Astrid Schubring1, Natalie Barker-Ruchti2, Anna Post1 & Stefan Pettersson1
1 Department of Food and Nutrition, and Sport Science, University of Gothenburg, Gothenburg, Sweden; 2 Division of Sport Science, School of Health Sciences, Örebro University, Örebro, Sweden
Background
Research has long identified a culture of risk in elite sport, which encourages athletes to make health sacrifices for the sake of success (Baker et al., 2014; Howe, 2004; Nixon, 1992; Young, 2004). Existing studies are mostly retrospective and unspecific to different phases in an athlete’s career. Addressing this research gap, the Paths-to-Rio study captured changes in Olympic hopefuls’ health behaviour and identified reasons for athletes’ risky or caring health behaviour. A prospective design allowed accompanying 12 elite athletes over the course of a year in which they aimed to qualify for the Olympic Games in Rio 2016 (n=10) or a World Championship (n=2). We used a mix of methods to collect data, including a career background questionnaire, training observations, a weekly online survey, and three interviews with each athlete. We first analysed the different data types case-wise and then used cross-case comparison to identify athlete health behaviours and reasons for change in behaviour (Schubring et al., 2019).
Findings
Temporary risk taking to increase chances to qualify
Elite athletes were generally critical towards elite sport risk behaviour and aware of its potential health and performance damages. ‘My philosophy is, if you are in pain, it’s not going to get better if you train hard’ (female athlete, individual sport). However, the athletes described finding the ‘right balance’ between ‘pushing the limits’ and taking care of their bodily needs challenging. Most of them used temporary risk-taking in order to increase their chances to qualify or to secure a spot in the OG/WC team. One athlete competed with an injury, another used painkillers to keep training, and yet another went fatigued to a training camp and injured herself.
Important reasons why athletes chose or felt urged to adopt risky health behaviour were found in organisational conditions. Insufficient financial and medical/nutritional support posed a problem for several athletes. Out of twelve elite athletes, nine were non- or semi-professional athletes with little funding. Consequently, they pursued part-time jobs or studies well into the qualification phase, which often comprised recovery time. Even for the professional athletes, preparing for the Olympics with the national team while at the same time having obligations for a top-league club or a professional team, led athletes to adopt risky behaviour. A major problem for team sport athletes were conflicts in timing between club season and qualifiers or training camps for the OG. Some club coaches put additional pressures on players by urging them to come to a camp despite the players’ need to recover or by benching players upon return from national team events.
Career constellations also encouraged risk-taking in athletes. Athletes who suffered injury and sickness in the qualification phase often experienced this as unaffordable time loss and returned too early to training and competition. Athletes who attached great importance to participation in the OG or WC, for example because they had failed to qualify at earlier occasions, were also more prone to take risks (Barker-Ruchti et al., 2019).
Finally, we also found personal backgrounds such as family obligations, end of partnership, prior injuries, and burnout to be of influence. These life circumstances resulted in additional time pressures, vulnerability, or lack of social support, which limited the affected athletes’ ability to care for their health.
What enables elite athletes to care for their health?

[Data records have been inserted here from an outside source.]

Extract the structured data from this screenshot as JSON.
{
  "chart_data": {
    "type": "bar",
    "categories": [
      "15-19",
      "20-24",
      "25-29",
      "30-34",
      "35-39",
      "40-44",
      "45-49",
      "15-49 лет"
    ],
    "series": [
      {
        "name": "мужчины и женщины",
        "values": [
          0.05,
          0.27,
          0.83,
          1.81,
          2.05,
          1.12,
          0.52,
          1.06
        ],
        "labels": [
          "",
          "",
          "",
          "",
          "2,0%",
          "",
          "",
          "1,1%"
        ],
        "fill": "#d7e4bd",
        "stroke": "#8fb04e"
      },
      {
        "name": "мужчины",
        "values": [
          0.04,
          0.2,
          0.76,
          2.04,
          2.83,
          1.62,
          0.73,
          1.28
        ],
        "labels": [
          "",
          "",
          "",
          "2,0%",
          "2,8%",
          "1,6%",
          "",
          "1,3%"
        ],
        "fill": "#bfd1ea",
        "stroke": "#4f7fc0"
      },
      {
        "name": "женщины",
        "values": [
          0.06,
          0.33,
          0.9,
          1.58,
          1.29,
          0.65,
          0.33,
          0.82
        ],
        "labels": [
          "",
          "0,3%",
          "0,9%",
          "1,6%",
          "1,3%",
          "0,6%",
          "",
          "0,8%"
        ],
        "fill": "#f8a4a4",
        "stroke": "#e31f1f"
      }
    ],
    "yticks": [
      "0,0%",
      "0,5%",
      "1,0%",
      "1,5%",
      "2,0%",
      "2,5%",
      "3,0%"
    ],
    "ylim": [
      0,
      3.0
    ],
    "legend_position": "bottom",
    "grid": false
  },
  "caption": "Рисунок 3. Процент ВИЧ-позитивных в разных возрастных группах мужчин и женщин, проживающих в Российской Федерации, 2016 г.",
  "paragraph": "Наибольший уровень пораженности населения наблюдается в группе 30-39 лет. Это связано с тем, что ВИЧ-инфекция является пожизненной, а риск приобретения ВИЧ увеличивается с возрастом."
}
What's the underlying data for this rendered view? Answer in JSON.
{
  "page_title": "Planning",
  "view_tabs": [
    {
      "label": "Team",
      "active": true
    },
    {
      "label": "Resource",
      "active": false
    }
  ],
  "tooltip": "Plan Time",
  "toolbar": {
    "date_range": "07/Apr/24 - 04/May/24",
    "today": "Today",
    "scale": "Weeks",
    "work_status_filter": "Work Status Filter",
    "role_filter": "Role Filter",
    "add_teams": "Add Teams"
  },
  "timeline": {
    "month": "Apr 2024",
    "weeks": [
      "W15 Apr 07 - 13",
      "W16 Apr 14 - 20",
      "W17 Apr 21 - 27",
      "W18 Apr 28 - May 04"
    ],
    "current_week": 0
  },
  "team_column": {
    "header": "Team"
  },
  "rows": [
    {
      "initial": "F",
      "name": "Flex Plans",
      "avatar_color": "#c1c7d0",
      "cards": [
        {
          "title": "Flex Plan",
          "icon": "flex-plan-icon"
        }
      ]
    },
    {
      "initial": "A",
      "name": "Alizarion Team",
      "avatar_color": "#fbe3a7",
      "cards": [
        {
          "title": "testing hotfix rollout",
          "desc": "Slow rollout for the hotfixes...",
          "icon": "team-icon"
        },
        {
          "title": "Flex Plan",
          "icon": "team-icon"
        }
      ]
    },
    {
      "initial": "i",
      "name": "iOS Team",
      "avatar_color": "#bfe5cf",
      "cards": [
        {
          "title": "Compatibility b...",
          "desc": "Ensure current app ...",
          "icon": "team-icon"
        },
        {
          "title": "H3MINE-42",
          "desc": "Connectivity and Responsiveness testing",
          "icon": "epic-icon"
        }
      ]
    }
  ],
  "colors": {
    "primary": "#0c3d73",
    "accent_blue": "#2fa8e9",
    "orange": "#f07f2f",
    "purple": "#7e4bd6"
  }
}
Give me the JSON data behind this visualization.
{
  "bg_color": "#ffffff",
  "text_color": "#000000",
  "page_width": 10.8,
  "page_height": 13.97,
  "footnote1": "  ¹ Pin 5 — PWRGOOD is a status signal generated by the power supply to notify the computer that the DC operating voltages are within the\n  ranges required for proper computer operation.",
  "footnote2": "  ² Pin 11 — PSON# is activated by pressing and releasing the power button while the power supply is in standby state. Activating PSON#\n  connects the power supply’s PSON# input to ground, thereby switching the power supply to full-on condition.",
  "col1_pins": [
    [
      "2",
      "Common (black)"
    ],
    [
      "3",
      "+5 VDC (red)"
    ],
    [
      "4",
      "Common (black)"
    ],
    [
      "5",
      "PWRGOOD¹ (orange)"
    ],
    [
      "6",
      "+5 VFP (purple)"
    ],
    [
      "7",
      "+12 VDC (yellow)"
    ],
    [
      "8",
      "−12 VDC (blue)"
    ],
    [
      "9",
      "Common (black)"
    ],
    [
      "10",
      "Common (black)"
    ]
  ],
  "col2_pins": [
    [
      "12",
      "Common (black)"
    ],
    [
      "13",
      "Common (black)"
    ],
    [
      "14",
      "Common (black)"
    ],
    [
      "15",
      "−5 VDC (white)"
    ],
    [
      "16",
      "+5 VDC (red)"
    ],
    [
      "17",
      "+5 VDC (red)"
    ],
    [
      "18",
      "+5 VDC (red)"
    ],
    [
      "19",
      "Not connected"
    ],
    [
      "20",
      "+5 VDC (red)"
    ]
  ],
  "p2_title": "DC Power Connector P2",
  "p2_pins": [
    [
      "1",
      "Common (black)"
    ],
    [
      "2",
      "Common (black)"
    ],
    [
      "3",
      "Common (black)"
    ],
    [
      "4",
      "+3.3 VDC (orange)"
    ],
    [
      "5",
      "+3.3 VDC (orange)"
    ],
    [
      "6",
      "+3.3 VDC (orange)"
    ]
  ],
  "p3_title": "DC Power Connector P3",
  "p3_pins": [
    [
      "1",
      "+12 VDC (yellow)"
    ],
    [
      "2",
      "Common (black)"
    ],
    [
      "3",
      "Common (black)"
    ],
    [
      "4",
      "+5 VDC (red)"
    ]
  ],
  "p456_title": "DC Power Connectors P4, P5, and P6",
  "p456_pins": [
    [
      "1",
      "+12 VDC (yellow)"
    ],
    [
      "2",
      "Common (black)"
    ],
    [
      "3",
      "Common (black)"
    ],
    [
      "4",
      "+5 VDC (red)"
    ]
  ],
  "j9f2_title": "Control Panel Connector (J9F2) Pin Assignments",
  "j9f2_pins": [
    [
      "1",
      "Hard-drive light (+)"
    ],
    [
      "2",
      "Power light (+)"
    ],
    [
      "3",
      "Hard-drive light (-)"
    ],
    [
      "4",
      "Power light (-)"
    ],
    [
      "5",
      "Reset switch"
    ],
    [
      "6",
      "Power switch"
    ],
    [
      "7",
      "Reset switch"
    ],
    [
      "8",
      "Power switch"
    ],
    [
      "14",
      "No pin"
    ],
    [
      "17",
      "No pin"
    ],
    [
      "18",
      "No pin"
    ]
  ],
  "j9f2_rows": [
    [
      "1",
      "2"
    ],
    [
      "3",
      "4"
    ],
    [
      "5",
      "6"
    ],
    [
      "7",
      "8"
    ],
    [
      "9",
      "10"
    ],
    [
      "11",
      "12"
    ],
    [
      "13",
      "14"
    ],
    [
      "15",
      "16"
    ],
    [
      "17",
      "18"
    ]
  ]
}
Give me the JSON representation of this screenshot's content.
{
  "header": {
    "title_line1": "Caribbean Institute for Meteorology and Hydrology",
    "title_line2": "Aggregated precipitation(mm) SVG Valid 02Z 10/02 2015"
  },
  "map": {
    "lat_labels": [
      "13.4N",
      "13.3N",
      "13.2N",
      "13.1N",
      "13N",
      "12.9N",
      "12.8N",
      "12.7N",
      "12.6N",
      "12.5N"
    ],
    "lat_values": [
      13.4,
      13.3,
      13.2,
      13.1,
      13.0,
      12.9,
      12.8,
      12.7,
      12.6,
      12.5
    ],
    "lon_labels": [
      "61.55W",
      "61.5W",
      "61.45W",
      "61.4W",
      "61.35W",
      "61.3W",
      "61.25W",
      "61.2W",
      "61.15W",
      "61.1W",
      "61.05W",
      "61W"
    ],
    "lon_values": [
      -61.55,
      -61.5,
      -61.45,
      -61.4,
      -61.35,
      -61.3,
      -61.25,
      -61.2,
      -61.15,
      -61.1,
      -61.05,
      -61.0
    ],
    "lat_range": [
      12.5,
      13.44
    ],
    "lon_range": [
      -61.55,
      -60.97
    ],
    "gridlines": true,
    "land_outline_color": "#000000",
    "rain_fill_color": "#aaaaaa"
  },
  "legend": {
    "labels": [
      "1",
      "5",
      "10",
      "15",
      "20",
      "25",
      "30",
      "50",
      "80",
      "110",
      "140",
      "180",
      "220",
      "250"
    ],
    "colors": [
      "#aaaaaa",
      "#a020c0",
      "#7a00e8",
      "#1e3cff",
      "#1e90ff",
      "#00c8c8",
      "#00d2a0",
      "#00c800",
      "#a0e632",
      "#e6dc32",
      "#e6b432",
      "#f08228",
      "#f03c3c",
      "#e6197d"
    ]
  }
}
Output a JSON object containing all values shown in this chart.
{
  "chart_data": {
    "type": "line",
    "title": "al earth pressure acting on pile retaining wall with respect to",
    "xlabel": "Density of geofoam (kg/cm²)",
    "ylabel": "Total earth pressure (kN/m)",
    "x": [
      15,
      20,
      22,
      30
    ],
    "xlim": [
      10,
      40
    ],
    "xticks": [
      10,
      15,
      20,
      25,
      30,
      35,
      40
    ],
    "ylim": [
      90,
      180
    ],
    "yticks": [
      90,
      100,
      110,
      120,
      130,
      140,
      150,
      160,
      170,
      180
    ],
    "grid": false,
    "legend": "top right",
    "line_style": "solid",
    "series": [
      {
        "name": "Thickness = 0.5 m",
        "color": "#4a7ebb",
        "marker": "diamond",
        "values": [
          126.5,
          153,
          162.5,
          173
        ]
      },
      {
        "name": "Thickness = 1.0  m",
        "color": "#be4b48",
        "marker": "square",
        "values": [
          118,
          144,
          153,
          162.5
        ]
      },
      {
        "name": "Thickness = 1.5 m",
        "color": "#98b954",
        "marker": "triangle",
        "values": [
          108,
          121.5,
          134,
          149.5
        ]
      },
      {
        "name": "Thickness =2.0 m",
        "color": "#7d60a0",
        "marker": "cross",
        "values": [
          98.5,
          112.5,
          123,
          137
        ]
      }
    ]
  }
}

The longitudinal study allowed us to identify how athletes cared for their health despite a pressured career phase. Such positive health behaviour is not widely researched (for exceptions see e.g. Barker-Ruchti et al., 2017; Schubring & Thiel, 2016). Athlete health care behaviour included resting instead of taking pain-killers, using a professionally advised long term plan to lose weight for the season instead of pathogenic weight-making, skipping a training camp to properly nurse an injury, and taking time with friends and family to regain energy. These health care behaviours were enabled by sound medical, nutritional, and financial support, the coordination of obligations for national team and contracting club in team sports, dialogic coaching with a long-term perspective, as well as social support and athletes’ health knowledge.
Benefits of participation in research
Athletes evaluated their involvement in the study as positive and described benefits such as increased self- and career awareness, possibilities for reflection on health behaviour, and learning (Schubring et al., 2019). We believe it is important to communicate such benefits of research participation to sport organizations, coaches, parents, and athletes.
Relevance
The Paths-to-Rio study is to our knowledge the first that followed elite athletes during a 12 months career phase in which they attempted to qualify, and partly also participated in the Olympic Games (n=6). The prospective, qualitative study design allowed us to establish how career dynamics change athletes’ health behaviour, and to identify conditions for risky or healthy behaviour in elite athletes. This knowledge is central for sport organisations, and coaches to prepare and support Olympic hopefuls adequately and to reduce precarity and health risks. This would improve elite athletes’ chance to navigate successfully and safely through the qualification phase.
Acknowledgements
The authors thank the Swedish Research Council for Sport Science (CIF) for supporting this study. They also thank the participating athletes for sharing their experience and the national governing bodies and coaches that helped with the recruitment.